DustChristine Bongers (author)

Woolshed Press (Random House), Australia: 2009; 232pp

ISBN: 9781741664461

Genres: realistic fiction

Issues: family, friendship, identity, perceptions, tolerance, truth, values

Cecilia Maria Vanderbomm was named after saints and martyrs. Having five brothers is enough to make anybody a martyr but she has no intention of becoming a saint. Especially not with the ‘icky Kapernicky' girls newly arrived on a neighbouring property. Cecilia doesn't do ‘girly' things so she can't understand why her mother is so keen to have her befriend them.

It is 1972 and times are tough in back-country Queensland. Drought stalks the land. Poverty haunts the farms. Caught up in the fight to maintain her place in the family pecking order, Cecilia nevertheless finds that the Kapernicky family casts disturbing shadows on her simple life. Cecilia finds herself intrigued by the older girl, Janeen, but wary of the burning rage quick to surface in the younger Aileen. Decades later Cecilia drags her own teenagers back to her hometown in order to settle a debt with the past.

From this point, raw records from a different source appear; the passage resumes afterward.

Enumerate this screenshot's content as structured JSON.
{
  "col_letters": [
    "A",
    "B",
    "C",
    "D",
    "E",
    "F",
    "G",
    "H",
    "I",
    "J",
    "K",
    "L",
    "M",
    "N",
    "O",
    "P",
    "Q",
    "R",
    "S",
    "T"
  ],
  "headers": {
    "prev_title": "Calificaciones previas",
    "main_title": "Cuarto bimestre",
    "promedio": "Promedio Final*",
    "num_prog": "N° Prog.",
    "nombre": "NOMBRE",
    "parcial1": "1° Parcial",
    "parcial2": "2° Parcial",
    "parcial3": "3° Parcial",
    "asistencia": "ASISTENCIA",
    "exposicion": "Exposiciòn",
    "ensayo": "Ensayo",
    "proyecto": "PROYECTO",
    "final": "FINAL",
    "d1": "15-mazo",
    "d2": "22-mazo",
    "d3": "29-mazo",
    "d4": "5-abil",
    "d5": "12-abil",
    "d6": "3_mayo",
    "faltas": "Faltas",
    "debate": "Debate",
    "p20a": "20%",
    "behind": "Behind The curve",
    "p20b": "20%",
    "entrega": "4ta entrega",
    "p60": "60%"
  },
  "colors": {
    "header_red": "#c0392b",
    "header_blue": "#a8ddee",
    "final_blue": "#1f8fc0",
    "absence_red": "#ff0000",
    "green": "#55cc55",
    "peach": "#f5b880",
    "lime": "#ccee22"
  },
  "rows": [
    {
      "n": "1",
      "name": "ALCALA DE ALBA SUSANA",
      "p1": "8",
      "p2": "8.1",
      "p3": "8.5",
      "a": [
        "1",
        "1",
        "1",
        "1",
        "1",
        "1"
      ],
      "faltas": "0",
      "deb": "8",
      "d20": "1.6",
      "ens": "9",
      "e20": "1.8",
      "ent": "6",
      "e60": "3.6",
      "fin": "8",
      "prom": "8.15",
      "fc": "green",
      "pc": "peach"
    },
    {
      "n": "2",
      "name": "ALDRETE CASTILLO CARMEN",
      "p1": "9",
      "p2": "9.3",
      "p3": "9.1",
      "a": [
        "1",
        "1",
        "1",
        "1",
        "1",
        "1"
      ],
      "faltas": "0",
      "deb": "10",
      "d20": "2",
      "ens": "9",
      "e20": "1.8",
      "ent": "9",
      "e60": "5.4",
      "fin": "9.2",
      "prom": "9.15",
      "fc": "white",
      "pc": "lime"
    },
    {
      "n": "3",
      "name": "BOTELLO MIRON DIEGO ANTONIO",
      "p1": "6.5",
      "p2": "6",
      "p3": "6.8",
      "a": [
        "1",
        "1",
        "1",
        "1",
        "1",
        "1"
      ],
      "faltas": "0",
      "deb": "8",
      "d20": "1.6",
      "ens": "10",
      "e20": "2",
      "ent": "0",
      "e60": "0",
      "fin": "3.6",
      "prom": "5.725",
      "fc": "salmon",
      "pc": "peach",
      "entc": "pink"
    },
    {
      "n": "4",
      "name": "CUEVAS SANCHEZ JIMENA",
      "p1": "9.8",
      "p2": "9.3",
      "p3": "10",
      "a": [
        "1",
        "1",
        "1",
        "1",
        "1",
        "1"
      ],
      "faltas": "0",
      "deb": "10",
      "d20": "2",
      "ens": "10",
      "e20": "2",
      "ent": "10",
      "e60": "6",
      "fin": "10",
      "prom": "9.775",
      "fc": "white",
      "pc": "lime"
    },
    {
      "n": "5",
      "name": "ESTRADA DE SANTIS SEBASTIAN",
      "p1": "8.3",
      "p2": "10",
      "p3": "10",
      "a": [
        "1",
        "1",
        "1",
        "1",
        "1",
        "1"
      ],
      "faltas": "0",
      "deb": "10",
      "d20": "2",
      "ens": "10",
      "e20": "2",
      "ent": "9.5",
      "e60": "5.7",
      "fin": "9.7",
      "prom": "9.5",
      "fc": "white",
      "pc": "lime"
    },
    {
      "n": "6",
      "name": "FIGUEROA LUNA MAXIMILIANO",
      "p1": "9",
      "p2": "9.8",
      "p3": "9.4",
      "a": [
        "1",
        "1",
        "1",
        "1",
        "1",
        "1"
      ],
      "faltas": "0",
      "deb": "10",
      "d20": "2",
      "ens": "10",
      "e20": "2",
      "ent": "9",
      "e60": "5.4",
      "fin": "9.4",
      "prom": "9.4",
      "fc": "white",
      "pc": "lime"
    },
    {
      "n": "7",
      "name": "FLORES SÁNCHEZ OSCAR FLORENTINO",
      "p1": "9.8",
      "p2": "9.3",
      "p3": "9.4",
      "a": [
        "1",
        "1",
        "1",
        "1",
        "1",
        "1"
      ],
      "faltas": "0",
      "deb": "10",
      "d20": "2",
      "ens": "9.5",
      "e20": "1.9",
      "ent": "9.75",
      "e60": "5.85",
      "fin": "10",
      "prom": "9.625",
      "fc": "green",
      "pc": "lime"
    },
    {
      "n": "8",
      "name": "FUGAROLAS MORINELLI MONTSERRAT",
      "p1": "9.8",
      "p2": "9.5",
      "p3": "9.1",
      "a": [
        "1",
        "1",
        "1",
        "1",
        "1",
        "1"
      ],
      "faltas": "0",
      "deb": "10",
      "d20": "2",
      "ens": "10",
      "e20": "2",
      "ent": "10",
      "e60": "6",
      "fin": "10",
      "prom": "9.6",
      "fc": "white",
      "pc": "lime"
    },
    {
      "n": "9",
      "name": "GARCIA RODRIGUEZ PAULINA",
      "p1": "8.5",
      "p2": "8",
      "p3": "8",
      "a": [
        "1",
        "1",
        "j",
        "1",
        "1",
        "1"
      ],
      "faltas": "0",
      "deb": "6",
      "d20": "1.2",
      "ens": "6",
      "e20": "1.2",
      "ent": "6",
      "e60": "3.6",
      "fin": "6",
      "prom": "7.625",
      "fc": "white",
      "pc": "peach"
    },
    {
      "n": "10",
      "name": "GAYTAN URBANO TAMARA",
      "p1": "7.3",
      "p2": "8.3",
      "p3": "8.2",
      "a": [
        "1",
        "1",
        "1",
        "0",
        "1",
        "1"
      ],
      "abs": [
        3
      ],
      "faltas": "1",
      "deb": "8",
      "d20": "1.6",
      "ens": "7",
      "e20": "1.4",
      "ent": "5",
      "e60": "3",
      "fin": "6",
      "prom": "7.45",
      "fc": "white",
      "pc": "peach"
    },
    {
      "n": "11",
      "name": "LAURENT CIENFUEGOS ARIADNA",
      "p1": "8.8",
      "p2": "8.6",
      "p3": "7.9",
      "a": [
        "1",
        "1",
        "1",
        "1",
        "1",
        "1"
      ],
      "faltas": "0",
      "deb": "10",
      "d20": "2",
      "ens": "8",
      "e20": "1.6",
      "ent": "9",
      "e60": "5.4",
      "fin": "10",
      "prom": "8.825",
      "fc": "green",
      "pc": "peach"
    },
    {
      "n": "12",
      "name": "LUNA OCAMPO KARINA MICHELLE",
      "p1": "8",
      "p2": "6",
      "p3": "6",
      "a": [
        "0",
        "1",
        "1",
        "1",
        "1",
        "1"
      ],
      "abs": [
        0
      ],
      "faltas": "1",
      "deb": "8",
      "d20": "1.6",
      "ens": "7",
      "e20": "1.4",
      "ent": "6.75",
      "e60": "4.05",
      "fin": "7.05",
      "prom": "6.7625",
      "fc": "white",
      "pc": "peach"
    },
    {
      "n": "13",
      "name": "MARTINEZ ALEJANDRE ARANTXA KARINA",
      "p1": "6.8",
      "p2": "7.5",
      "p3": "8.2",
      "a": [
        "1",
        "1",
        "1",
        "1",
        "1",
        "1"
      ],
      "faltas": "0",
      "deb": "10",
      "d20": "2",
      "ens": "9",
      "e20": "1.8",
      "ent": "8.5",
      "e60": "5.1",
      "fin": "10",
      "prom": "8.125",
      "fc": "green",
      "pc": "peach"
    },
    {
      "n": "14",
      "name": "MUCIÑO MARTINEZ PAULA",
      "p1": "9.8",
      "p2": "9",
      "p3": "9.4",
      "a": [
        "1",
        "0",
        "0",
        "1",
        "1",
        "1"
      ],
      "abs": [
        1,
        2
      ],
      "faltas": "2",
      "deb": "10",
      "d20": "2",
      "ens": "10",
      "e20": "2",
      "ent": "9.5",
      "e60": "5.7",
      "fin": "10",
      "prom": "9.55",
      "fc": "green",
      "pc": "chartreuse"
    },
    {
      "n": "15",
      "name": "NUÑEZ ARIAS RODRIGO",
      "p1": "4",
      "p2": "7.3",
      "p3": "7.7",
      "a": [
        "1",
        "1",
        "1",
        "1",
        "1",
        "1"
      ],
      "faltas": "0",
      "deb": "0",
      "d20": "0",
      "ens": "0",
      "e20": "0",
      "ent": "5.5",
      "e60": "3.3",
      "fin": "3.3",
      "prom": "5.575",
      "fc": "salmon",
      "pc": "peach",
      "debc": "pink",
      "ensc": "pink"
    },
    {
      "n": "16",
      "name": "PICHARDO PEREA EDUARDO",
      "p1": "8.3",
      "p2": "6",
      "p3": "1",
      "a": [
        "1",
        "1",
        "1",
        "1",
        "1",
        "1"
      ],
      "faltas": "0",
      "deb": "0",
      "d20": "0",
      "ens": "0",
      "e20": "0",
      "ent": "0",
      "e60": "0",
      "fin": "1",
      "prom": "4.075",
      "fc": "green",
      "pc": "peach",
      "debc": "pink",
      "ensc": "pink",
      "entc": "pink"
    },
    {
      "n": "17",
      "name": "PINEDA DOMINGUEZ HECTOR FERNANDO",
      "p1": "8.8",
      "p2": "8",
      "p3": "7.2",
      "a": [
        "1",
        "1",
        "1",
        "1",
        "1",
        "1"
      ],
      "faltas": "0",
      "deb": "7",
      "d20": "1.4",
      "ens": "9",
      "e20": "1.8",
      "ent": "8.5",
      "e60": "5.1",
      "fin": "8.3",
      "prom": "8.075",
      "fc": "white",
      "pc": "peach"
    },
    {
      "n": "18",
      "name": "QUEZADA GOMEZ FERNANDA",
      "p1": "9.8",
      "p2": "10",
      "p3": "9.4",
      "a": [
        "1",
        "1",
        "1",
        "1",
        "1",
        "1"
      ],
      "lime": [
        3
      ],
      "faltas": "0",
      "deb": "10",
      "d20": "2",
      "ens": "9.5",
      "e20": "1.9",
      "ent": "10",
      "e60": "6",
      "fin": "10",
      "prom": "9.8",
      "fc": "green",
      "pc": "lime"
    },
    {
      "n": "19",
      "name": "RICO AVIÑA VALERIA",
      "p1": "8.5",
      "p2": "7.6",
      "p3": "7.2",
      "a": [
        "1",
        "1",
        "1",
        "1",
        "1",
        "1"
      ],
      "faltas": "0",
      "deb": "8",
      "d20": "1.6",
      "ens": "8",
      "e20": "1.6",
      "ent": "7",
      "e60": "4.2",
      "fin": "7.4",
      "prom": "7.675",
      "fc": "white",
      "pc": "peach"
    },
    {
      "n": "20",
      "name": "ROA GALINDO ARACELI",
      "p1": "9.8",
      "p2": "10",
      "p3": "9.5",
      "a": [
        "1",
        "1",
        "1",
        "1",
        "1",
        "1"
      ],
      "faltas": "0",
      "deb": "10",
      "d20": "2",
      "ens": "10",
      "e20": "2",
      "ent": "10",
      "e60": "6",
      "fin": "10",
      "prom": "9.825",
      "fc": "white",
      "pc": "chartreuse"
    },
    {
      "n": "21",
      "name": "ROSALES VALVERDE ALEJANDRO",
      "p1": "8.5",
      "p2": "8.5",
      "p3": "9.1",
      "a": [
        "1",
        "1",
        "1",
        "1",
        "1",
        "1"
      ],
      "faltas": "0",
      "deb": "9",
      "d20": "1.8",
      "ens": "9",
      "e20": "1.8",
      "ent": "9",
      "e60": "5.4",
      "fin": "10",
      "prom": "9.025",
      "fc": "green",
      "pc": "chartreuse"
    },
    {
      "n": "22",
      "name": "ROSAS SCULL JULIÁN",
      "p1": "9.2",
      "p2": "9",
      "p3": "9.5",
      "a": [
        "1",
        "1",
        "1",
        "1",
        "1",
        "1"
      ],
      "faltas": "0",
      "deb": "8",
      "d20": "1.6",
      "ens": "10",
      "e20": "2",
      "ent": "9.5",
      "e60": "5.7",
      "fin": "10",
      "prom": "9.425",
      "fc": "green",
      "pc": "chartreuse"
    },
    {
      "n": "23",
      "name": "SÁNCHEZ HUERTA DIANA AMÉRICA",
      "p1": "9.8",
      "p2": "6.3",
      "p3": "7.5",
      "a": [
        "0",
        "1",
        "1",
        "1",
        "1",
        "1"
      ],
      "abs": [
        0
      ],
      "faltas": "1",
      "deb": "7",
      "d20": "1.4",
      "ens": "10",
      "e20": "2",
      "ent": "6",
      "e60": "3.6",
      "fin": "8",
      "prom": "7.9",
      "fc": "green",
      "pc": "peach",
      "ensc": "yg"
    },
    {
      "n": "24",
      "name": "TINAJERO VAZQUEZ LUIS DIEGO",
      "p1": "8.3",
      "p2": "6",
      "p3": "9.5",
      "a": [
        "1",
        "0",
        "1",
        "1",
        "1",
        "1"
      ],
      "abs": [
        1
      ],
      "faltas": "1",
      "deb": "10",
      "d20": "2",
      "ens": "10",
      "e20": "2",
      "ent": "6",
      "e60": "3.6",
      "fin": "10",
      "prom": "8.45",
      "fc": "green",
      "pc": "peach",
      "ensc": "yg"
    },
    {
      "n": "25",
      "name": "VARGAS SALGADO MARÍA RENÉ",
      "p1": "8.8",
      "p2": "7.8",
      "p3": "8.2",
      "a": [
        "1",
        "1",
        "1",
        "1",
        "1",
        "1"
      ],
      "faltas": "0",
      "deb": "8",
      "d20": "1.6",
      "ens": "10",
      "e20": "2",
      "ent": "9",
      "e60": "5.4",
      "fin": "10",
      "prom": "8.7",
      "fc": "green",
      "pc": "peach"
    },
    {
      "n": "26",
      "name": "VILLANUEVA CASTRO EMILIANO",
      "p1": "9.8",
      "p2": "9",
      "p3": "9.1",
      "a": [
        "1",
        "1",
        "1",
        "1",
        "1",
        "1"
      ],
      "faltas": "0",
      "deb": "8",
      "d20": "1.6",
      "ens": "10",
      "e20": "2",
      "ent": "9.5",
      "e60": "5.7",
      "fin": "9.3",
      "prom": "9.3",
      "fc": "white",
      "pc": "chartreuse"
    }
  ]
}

Dust examines the ways our childhood experiences and choices can haunt our later lives. The narrative's somewhat meandering story arc may be offputting to inexperienced readers but this is a character-driven novel, very much an exploration of the perceptions and values that drive our choices. Those choices determine who we become as adults, the nature of our relationships and how we live our lives. Dust challenges readers to look beneath the surface to the beauty within ourselves and others. This is finely crafted writing, the language evocative, the charcters portrayed with sparse, vivid imagery - lightning flashes burned into the memory. While the issues are reasonably universal, it's possible that the context may be too parochial to draw as wide a readership as this thought-provoking novel deserves. It would make a good class novel for Yrs7-10. Christine Bongers is a writer to look for in the future, given the quality of this, her first novel.